Strandeiland is het nieuwste woon-, werk- en recreatie-eiland in wording in de eilandenwijk IJburg in Amsterdam. Het moet een duurzaam, circulair functionerend gebied worden. Een groep huidige IJburgbewoners, verenigd in de Stichting Natuurlijk IJburg, is op zoek naar een opzet voor het eiland waarin kringlopen – denk aan water, energie en afval – zich zo lokaal mogelijk sluiten en toegevoegde waarde aan Strandeiland bieden. Alleen dan krijgt dit gebied in hun ogen een duurzame meerwaarde. Het ontbreekt de bewoners echter aan kennis van circulaire gebiedsontwikkeling. De groep vroeg daarom aan stedenbouwkundige Els Leclercq (onderzoekster bij de faculteit Bouwkunde) om mee te denken over het sluiten van kringlopen op het eiland.

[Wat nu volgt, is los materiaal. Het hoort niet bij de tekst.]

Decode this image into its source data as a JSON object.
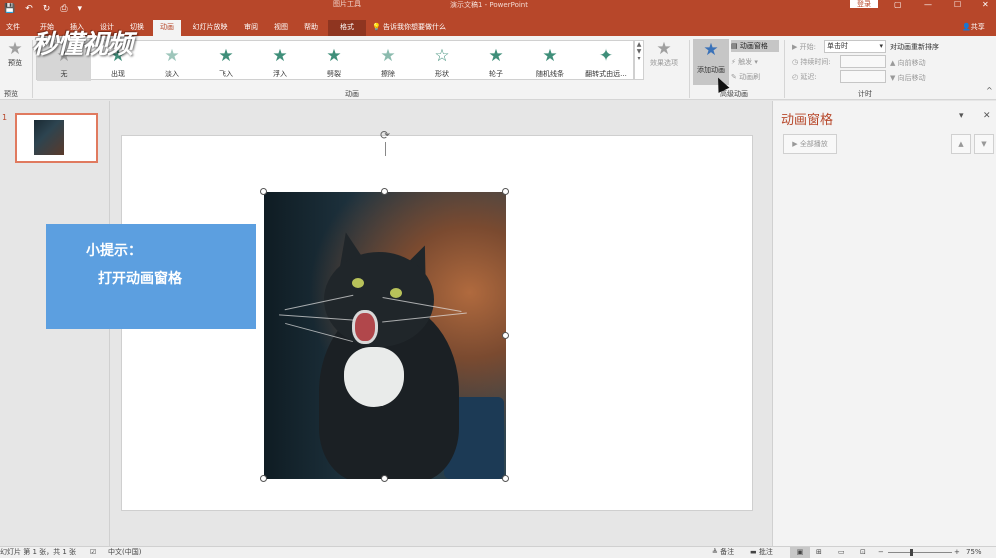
{
  "titlebar": {
    "context_title": "图片工具",
    "doc_title": "演示文稿1 - PowerPoint",
    "login": "登录",
    "qat": [
      "💾",
      "↶",
      "↻",
      "⎙",
      "▾"
    ]
  },
  "tabs": [
    "文件",
    "开始",
    "插入",
    "设计",
    "切换",
    "动画",
    "幻灯片放映",
    "审阅",
    "视图",
    "帮助",
    "格式"
  ],
  "active_tab": "动画",
  "tellme": "告诉我你想要做什么",
  "share": "共享",
  "ribbon": {
    "preview_label": "预览",
    "preview_group": "预览",
    "animations": [
      "无",
      "出现",
      "淡入",
      "飞入",
      "浮入",
      "劈裂",
      "擦除",
      "形状",
      "轮子",
      "随机线条",
      "翻转式由远..."
    ],
    "effect_options": "效果选项",
    "animation_group": "动画",
    "add_animation": "添加动画",
    "anim_pane_btn": "动画窗格",
    "trigger": "触发",
    "anim_painter": "动画刷",
    "advanced_group": "高级动画",
    "start_label": "开始:",
    "start_value": "单击时",
    "duration_label": "持续时间:",
    "delay_label": "延迟:",
    "reorder_title": "对动画重新排序",
    "move_earlier": "向前移动",
    "move_later": "向后移动",
    "timing_group": "计时"
  },
  "thumbs": {
    "slide_number": "1"
  },
  "slide": {
    "tip_line1": "小提示：",
    "tip_line2": "打开动画窗格"
  },
  "anim_pane": {
    "title": "动画窗格",
    "play_all": "全部播放"
  },
  "statusbar": {
    "slide_info": "幻灯片 第 1 张，共 1 张",
    "language": "中文(中国)",
    "notes": "备注",
    "comments": "批注",
    "zoom": "75%"
  },
  "watermark": "秒懂视频"
}
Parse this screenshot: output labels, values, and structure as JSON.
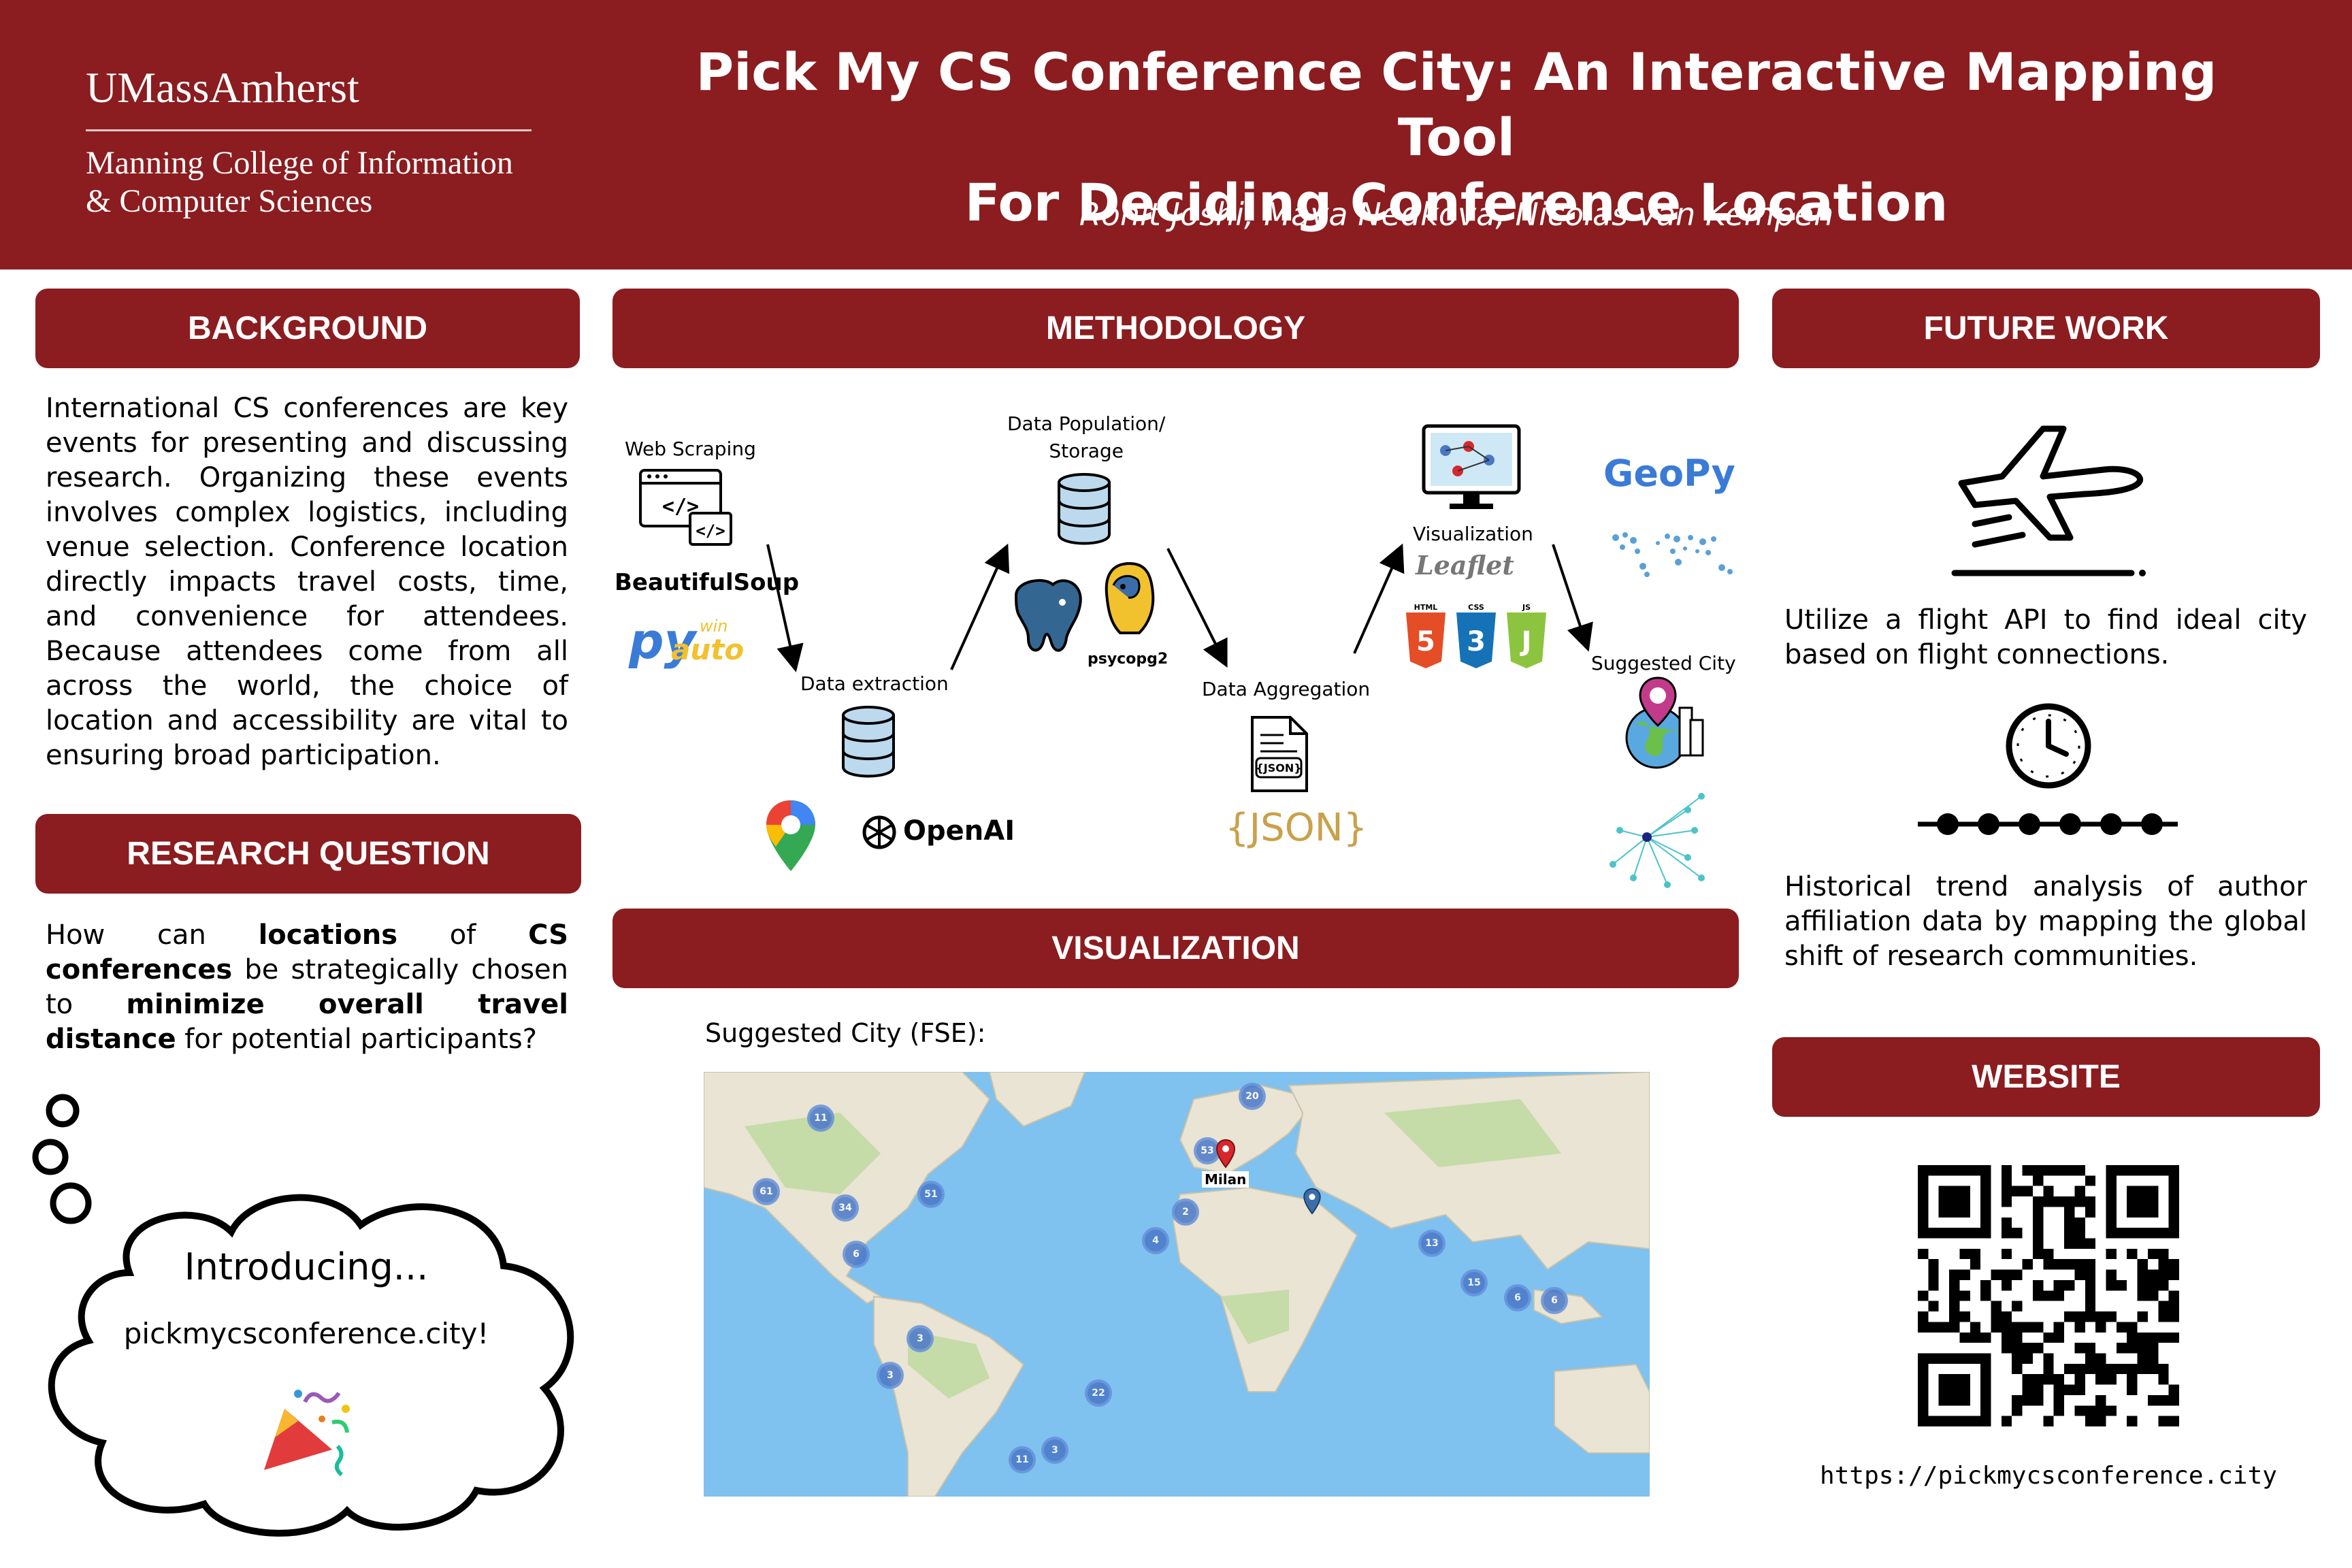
{
  "header": {
    "logo_name": "UMassAmherst",
    "logo_sub": "Manning College of Information\n& Computer Sciences",
    "title": "Pick My CS Conference City: An Interactive Mapping Tool\nFor Deciding Conference Location",
    "authors": "Rohit Joshi, Maya Nedkova, Nicolas van Kempen"
  },
  "sections": {
    "background": "BACKGROUND",
    "methodology": "METHODOLOGY",
    "future_work": "FUTURE WORK",
    "research_question": "RESEARCH QUESTION",
    "visualization": "VISUALIZATION",
    "website": "WEBSITE"
  },
  "background_text": "International CS conferences are key events for presenting and discussing research. Organizing these events involves complex logistics, including venue selection. Conference location directly impacts travel costs, time, and convenience for attendees. Because attendees come from all across the world, the choice of location and accessibility are vital to ensuring broad participation.",
  "research_question": {
    "p1": "How can ",
    "b1": "locations",
    "p2": " of ",
    "b2": "CS conferences",
    "p3": " be strategically chosen to ",
    "b3": "minimize overall travel distance",
    "p4": " for potential participants?"
  },
  "bubble": {
    "line1": "Introducing...",
    "line2": "pickmycsconference.city!"
  },
  "methodology": {
    "web_scraping": "Web Scraping",
    "data_extraction": "Data extraction",
    "data_population": "Data Population/\nStorage",
    "data_aggregation": "Data Aggregation",
    "visualization": "Visualization",
    "suggested_city": "Suggested City",
    "beautifulsoup": "BeautifulSoup",
    "pyautowin_py": "py",
    "pyautowin_win": "win",
    "pyautowin_auto": "auto",
    "openai": "OpenAI",
    "psycopg2": "psycopg2",
    "json": "{JSON}",
    "json_small": "{JSON}",
    "geopy": "GeoPy",
    "leaflet": "Leaflet",
    "html": "HTML",
    "css": "CSS",
    "js": "JS"
  },
  "visualization": {
    "caption": "Suggested City (FSE):",
    "map_city": "Milan",
    "clusters": [
      "11",
      "20",
      "61",
      "34",
      "51",
      "6",
      "53",
      "2",
      "4",
      "13",
      "15",
      "6",
      "3",
      "3",
      "22",
      "11",
      "3",
      "6"
    ]
  },
  "future_work": {
    "item1": "Utilize a flight API to find ideal city based on flight connections.",
    "item2": "Historical trend analysis of author affiliation data by mapping the global shift of research communities."
  },
  "website": {
    "url": "https://pickmycsconference.city"
  },
  "colors": {
    "brand": "#8b1c1f",
    "map_water": "#7fc1ef",
    "map_land": "#e9e4d3",
    "cluster": "#4a78c8",
    "pin": "#d8262d"
  }
}
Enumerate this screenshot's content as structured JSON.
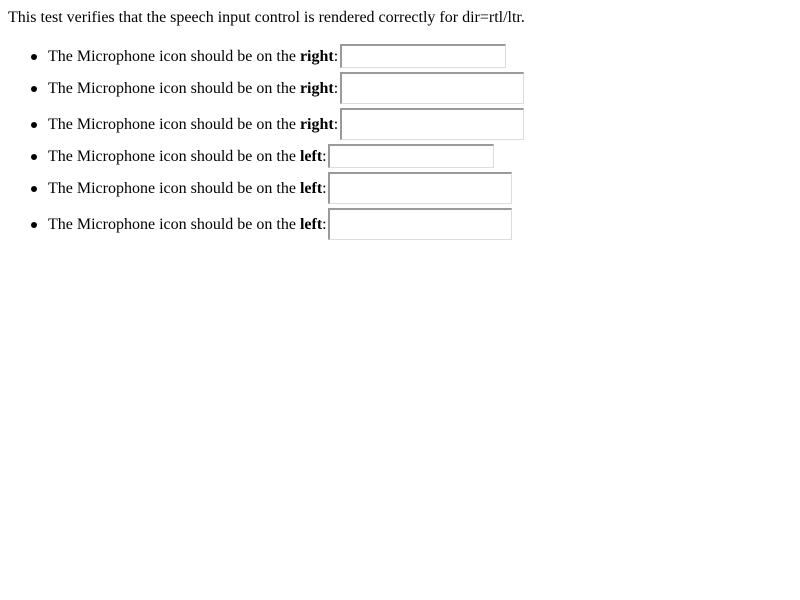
{
  "intro_text": "This test verifies that the speech input control is rendered correctly for dir=rtl/ltr.",
  "items": [
    {
      "prefix": "The Microphone icon should be on the ",
      "emphasis": "right",
      "suffix": ":",
      "value": ""
    },
    {
      "prefix": "The Microphone icon should be on the ",
      "emphasis": "right",
      "suffix": ":",
      "value": ""
    },
    {
      "prefix": "The Microphone icon should be on the ",
      "emphasis": "right",
      "suffix": ":",
      "value": ""
    },
    {
      "prefix": "The Microphone icon should be on the ",
      "emphasis": "left",
      "suffix": ":",
      "value": ""
    },
    {
      "prefix": "The Microphone icon should be on the ",
      "emphasis": "left",
      "suffix": ":",
      "value": ""
    },
    {
      "prefix": "The Microphone icon should be on the ",
      "emphasis": "left",
      "suffix": ":",
      "value": ""
    }
  ]
}
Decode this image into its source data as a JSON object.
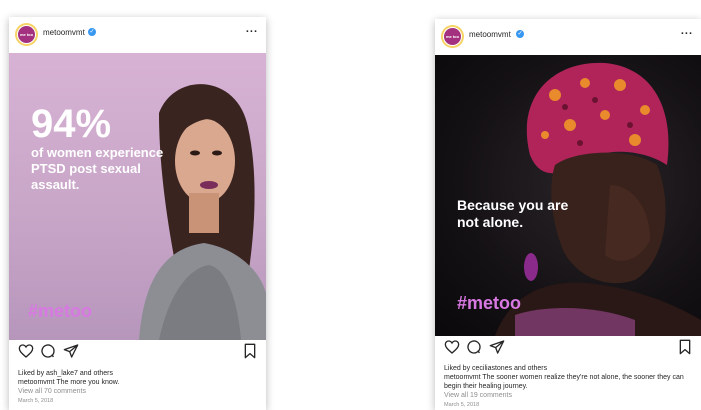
{
  "colors": {
    "accent_pink": "#d878e2",
    "verified_blue": "#3897f0",
    "avatar_purple": "#a3317f"
  },
  "post1": {
    "username": "metoomvmt",
    "avatar_text": "me too",
    "more_label": "...",
    "stat": "94%",
    "stat_text": "of women experience PTSD post sexual assault.",
    "hashtag": "#metoo",
    "likes": "Liked by ash_lake7 and others",
    "caption": "metoomvmt The more you know.",
    "comments_link": "View all 70 comments",
    "date": "March 5, 2018"
  },
  "post2": {
    "username": "metoomvmt",
    "avatar_text": "me too",
    "more_label": "...",
    "overlay_text": "Because you are not alone.",
    "hashtag": "#metoo",
    "likes": "Liked by ceciliastones and others",
    "caption": "metoomvmt The sooner women realize they're not alone, the sooner they can begin their healing journey.",
    "comments_link": "View all 19 comments",
    "date": "March 5, 2018"
  },
  "icons": [
    "heart-icon",
    "comment-icon",
    "share-icon",
    "bookmark-icon",
    "verified-icon",
    "more-icon"
  ]
}
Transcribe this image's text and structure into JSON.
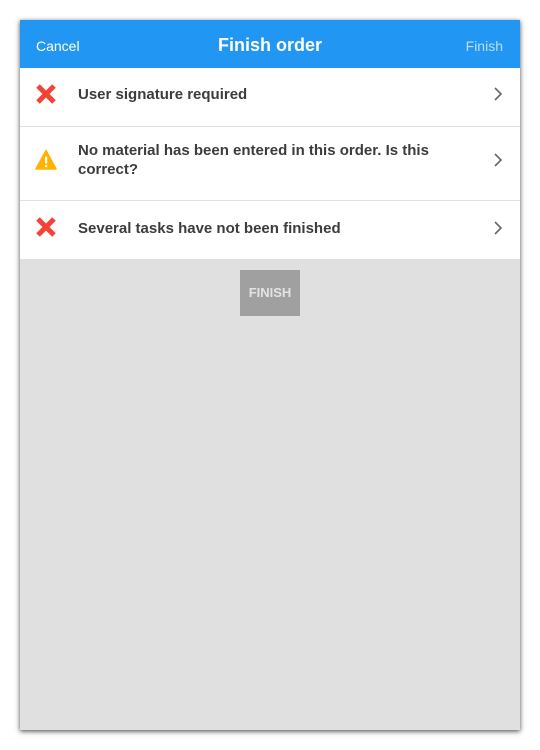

Samen met collega Mo Smit, architect en werkzaam bij de faculteit Bouwkunde als onderzoeker en docent, besloot ze om voor de bewoners zo’n proces inzichtelijk te maken en een methode te ontwikkelen op basis van ervaringen van wijk- en buurtinitiatieven elders in Nederland. Els en Mo kennen elkaar al sinds hun studietijd en delen een passie voor duurzaamheid. Els werkt aan het ontwerpen en onderzoeken van duurzame steden waarin het experimenteren met nieuwe vormen van samenwerking tussen verschillende partijen centraal staat. Deze processen moeten niet alleen circulaire, maar ook maatschappelijke en sociale meerwaarde opleveren. Mo houdt zich bezig met streekarchitectuur, meer specifiek met de ontwikkeling van circulaire (zelf)bouwmethoden op basis van lokaal geoogste natuurlijke materialen.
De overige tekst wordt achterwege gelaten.